According to the U.S. Department of Health and Human Services, in 2014, nearly 30,000 people received organ transplants around the world.

It’s an encouraging number until you realize that there are more than 100,000 people who are still waiting for a transplant – and someone new gets added to that list every 10 minutes. Eighteen of them die per day waiting on their operations.

Many of those deaths are a result of the organ transport system. Eligible donors are too far away, and the organ won’t survive the long commute to its new host. Or the attempt is made, but the ice-and-cooler method of transport damages the organ irreparably.
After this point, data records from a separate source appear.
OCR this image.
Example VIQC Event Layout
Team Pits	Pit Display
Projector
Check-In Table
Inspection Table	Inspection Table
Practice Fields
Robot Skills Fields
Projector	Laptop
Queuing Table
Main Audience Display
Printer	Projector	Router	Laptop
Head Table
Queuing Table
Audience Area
Neal Beswick is vice president of business development for TransMedics. In a 2013 interview with CNN, he expressed optimism about TransMedics’s ability to solve these problems. “We’d like to increase lung transplantation by a factor of three,” he said. “And we think that we could double the number of heart transplants without any increase in the number of organ donors.”

All by improving the quality of transport?

“A lot of things become real if the organ can be sustained for a long period of time,” he added.

Breakthroughs like the OCS™ HEART is already saving lives in Europe and Australia. It’s been used more than 200 times with promising results, and it is awaiting FDA approval stateside. It won’t solve the world’s organ shortage, and costs might be a limiting factor, but at the very least, it’s iterating on the one aspect of medicine that hasn’t improved in more than 60 years.